Today, I and other fellow young people are suing the government, for
handing over our future to unjust fossil fuel industries, and ignoring
the right of our children to inherit the planet that has sustained all
of civilization. The government has a legal responsibility to protect
the future for our children. So we are demanding that they recognize
the atmosphere as a commons that needs to be preserved, and commit to
a plan to reduce emissions to a safe level.

Loorz concluded: “The plaintiffs and petitioners on all the cases are
young people. We are standing up for our future.”

A trustee has “an active duty of vigilance to ‘prevent decay or waste’
to the asset,” according to University of Oregon law professor Mary
Christina Wood, whose new book Nature’s Trust: Environmental Law for a
New Age lays out the legal basis for the suits. “Waste” means
“permanently damage.” If the asset is wasted in the interest of one
generation of beneficiaries over future generations, it is in effect
an act of “generational theft.”

Although so far the courts have turned down most of these atmospheric
public trust suits, the decisions are being appealed.
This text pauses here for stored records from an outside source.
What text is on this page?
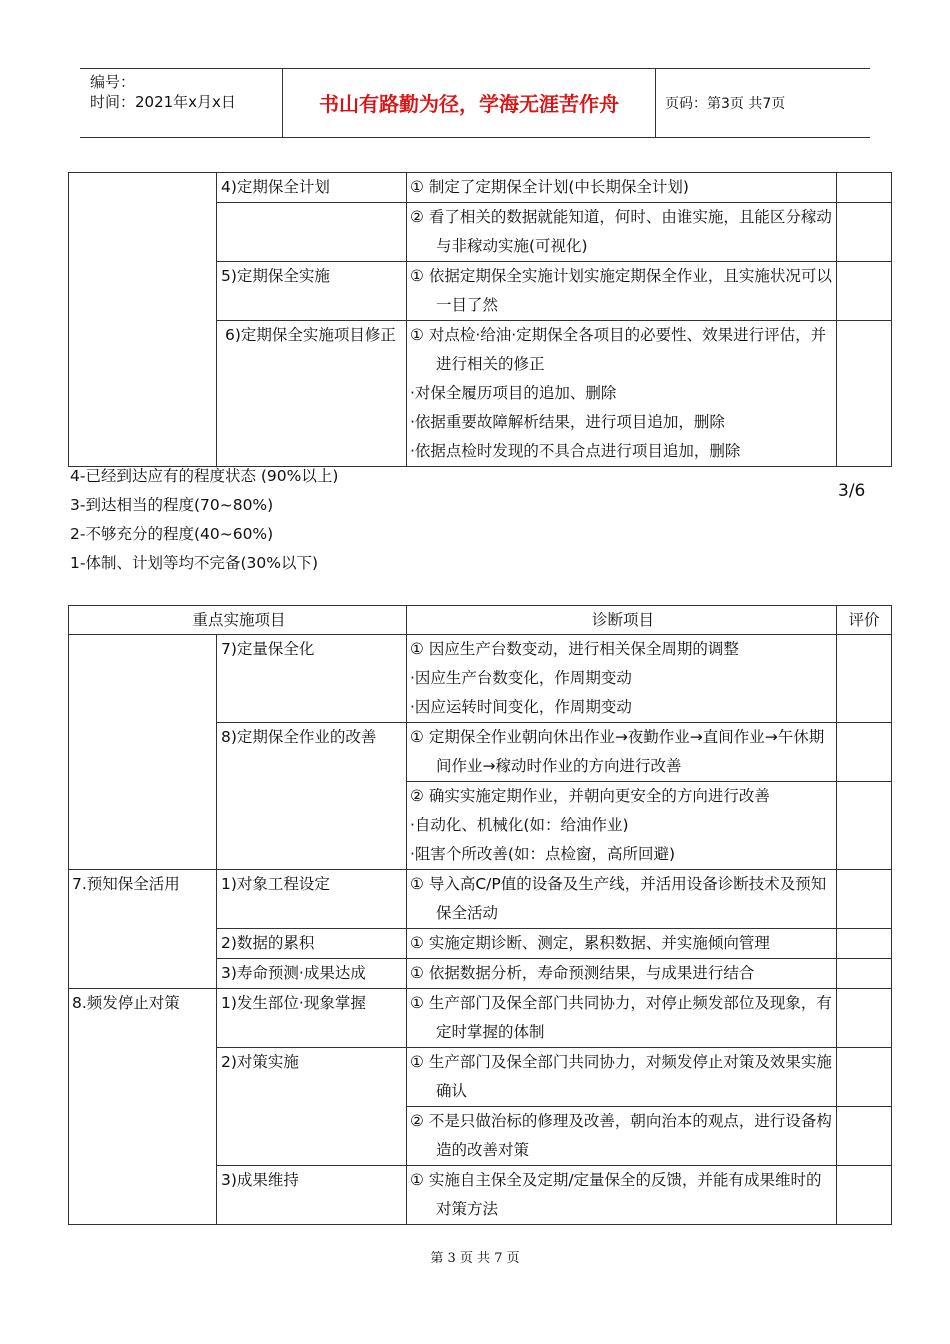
编号：
时间：2021年x月x日	书山有路勤为径，学海无涯苦作舟	页码：第3页 共7页

	4)定期保全计划	① 制定了定期保全计划(中长期保全计划)	

		② 看了相关的数据就能知道，何时、由谁实施，且能区分稼动与非稼动实施(可视化)	

	5)定期保全实施	① 依据定期保全实施计划实施定期保全作业，且实施状况可以一目了然	

	6)定期保全实施项目修正	① 对点检·给油·定期保全各项目的必要性、效果进行评估，并进行相关的修正
·对保全履历项目的追加、删除
·依据重要故障解析结果，进行项目追加，删除
·依据点检时发现的不具合点进行项目追加，删除	

4-已经到达应有的程度状态 (90%以上)
3-到达相当的程度(70~80%)
2-不够充分的程度(40~60%)
1-体制、计划等均不完备(30%以下)
3/6
重点实施项目		诊断项目	评价

	7)定量保全化	① 因应生产台数变动，进行相关保全周期的调整
·因应生产台数变化，作周期变动
·因应运转时间变化，作周期变动	

	8)定期保全作业的改善	① 定期保全作业朝向休出作业→夜勤作业→直间作业→午休期间作业→稼动时作业的方向进行改善	

		② 确实实施定期作业，并朝向更安全的方向进行改善
·自动化、机械化(如：给油作业)
·阻害个所改善(如：点检窗，高所回避)	

7.预知保全活用	1)对象工程设定	① 导入高C/P值的设备及生产线，并活用设备诊断技术及预知保全活动	

	2)数据的累积	① 实施定期诊断、测定，累积数据、并实施倾向管理	

	3)寿命预测·成果达成	① 依据数据分析，寿命预测结果，与成果进行结合	

8.频发停止对策	1)发生部位·现象掌握	① 生产部门及保全部门共同协力，对停止频发部位及现象，有定时掌握的体制	

	2)对策实施	① 生产部门及保全部门共同协力，对频发停止对策及效果实施确认	

		② 不是只做治标的修理及改善，朝向治本的观点，进行设备构造的改善对策	

	3)成果维持	① 实施自主保全及定期/定量保全的反馈，并能有成果维时的对策方法	

第 3 页 共 7 页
On October 3,
2013, the Supreme Court of Alaska became the first state supreme court
to hear such an appeal.

A global climate insurgency

Compelling as the logic of the atmospheric public trust argument may
be, it is easy to imagine that many U.S. courts will refuse to force
governments to meet such obligations. In a brief to dismiss the Kansas
suit, lawyers called the claim “a child’s wish for a better world,”
which is not something a court can do much about.

The sad fact is that virtually all the governments on earth — and
their legal systems — are deeply corrupted by the very forces that
gain from destroying the global commons. They exercise illegitimate
power without regard to their obligations to those they claim to
represent, let alone to the common rights beneficiaries of other lands
and future generations to whom they also owe “the highest duty of
care.”

But protecting the atmosphere is not just a matter for governments.
Indeed, it is the failure of governments to protect the public trust
that is currently prompting the climate-protection movement to turn to
mass civil disobedience. Looked at from the perspective of the public
trust doctrine, these actions are far from lawless. Indeed, they
embody the effort of people around the world to assert their right and
responsibility to protect the public trust. They represent people
stepping in to provide law enforcement where corrupt and illegitimate
governments have failed to meet their responsibility to do so.

When the climate protection movement uses nonviolent direct action to
protect the public trust, it is often confronted by government
officials acting under color of law to perpetuate climate destruction.
The Arctic 30 were held at gunpoint, for example, and charged with
piracy. Russian Prime Minister Dmitry Medvedev said, “Concern for the
environment must not cover up unlawful actions.” A law-enforcing
climate insurgency will answer: Concern for oil company profits must
not cover up unlawful government complicity in destroying the
atmospheric public trust.

Jeremy Brecher is co-founder and core team member of the Labor Network
for Sustainability. He is the author of more than a dozen books on
labor and social movements and has received five regional Emmy awards
for his documentary film work. An updated edition of his labor history
Strike! (PM Press 2014) will include a new chapter on the working
class mini-revolts of the 21st century.